Looking again at the power series, we have $\nu_p(q^{ke}-1) = \nu_p (\exp(k\cdot\ln (1 + x))-1) = \nu_p(k\cdot\ln (1 + x)) = \nu_p(k) + \nu_p(q^e-1)$, which is exactly what we wanted to show.

Answer 3

I write an answer to reorganize the Slade's second answer for oneself. What I would like to prove is the following proposition.

Proposition. Let $p$ be an odd prime. For every $t, k \in \mathbb{N}$, if $p \mid t - 1$ then $$\nu_p\left(\frac{t^k - 1}{t - 1}\right) = \nu_p(k).$$

Once this has proved, the substitution $t = q^e$ gives an answer to the original question. Now for the proof.

Proof. The proof is well-founded induction on $k$ with respect to strict divisibility.

In case $k = 2$. Since $2 \neq p \mid t - 1$ and $ \frac{t^k - 1}{t - 1} = t + 1 = (t - 1) + 2$, the desired identity $\nu_p(\frac{t^k - 1}{t - 1}) = 0 = \nu_p(k)$ holds.

In case $k$ is odd prime. Since $p \mid t - 1$, the congruence relation $t^m - 1 \equiv 0 \pmod{p}$ hold for every $m \in \mathbb{N}$. And hence $(t^m - 1)^2 \equiv 0 \pmod{p^2}$, which is equivalent to $t^{2m} + 1 \equiv 2t^m \pmod{p^2}$. Therefore, as $k$ is odd, $$\begin{align*} \frac{t^k - 1}{t - 1} &= t^{k - 1} + \dotsb + t + 1 \\ &= (t^{k - 1} + 1) + (t^{k - 2} + t) + \dotsb + (t^{(k + 1)/2} + t^{(k - 3)/2}) + t^{(t - 1)/2} \\ &= (t^{k - 1} + 1) + (t^{k - 3} + 1)t + \dotsb + (t^2 + 1)t^{(k - 3)/2} + t^{(k - 1)/2} \\ &\equiv 2t^{(k - 1)/2} + 2t^{(k - 3)/2}t + \dotsb + 2tt^{(k - 3)/2} + t^{(k - 1)/2} \pmod{p^2}\\ &= kt^{(k - 1)/2}. \end{align*}$$ From $p \nmid t$, a fact that $k$ is a prime and this congruence relation, we conclude that $\nu_p\left(\frac{t^k - 1}{t - 1}\right) = \nu_p(k)$.

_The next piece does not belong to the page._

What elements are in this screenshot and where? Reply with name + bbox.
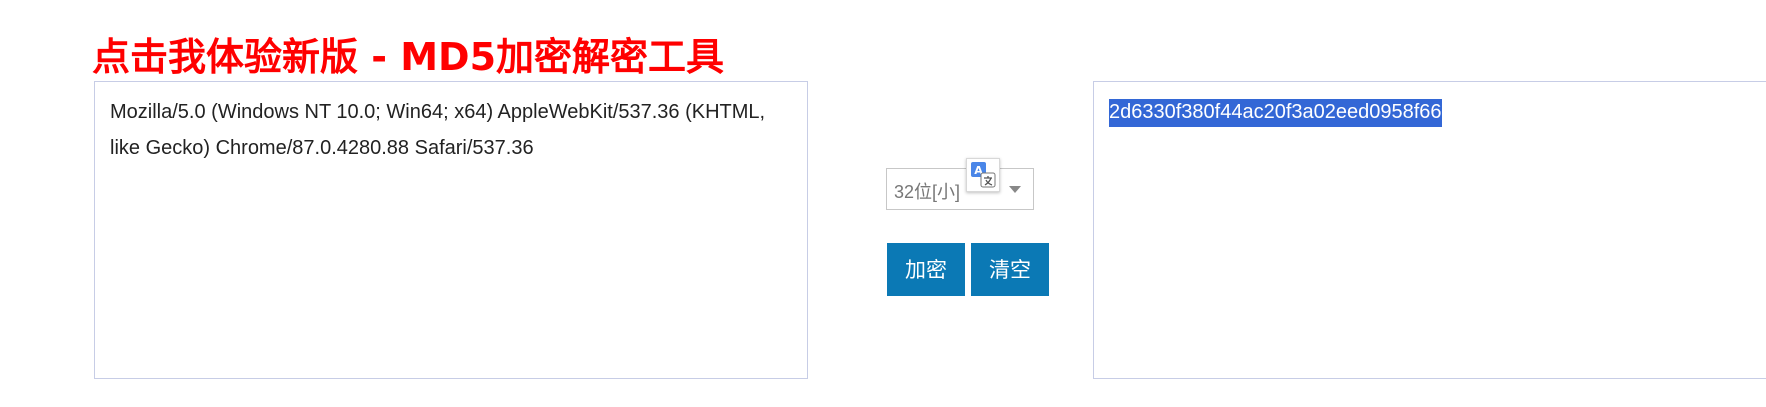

In case $k$ is composite number. Suppose $k = ab$ for some $a, b \in \mathbb{N} \setminus \{1\}$. Then from induction, $$\begin{align*} \nu_p\left(\frac{t^k - 1}{t - 1}\right) &= \nu_p\left(\frac{t^{ab} - 1}{t - 1}\right) \\ &= \nu_p\left(\frac{(t^a)^b - 1}{t^a - 1}\right) + \nu_p\left(\frac{t^a - 1}{t - 1}\right) \\ &= \nu_p(b) + \nu_p(a) = \nu_p(ab) = \nu_p(k). \end{align*}$$

From induction on $k$, the proposition established. Q.E.D.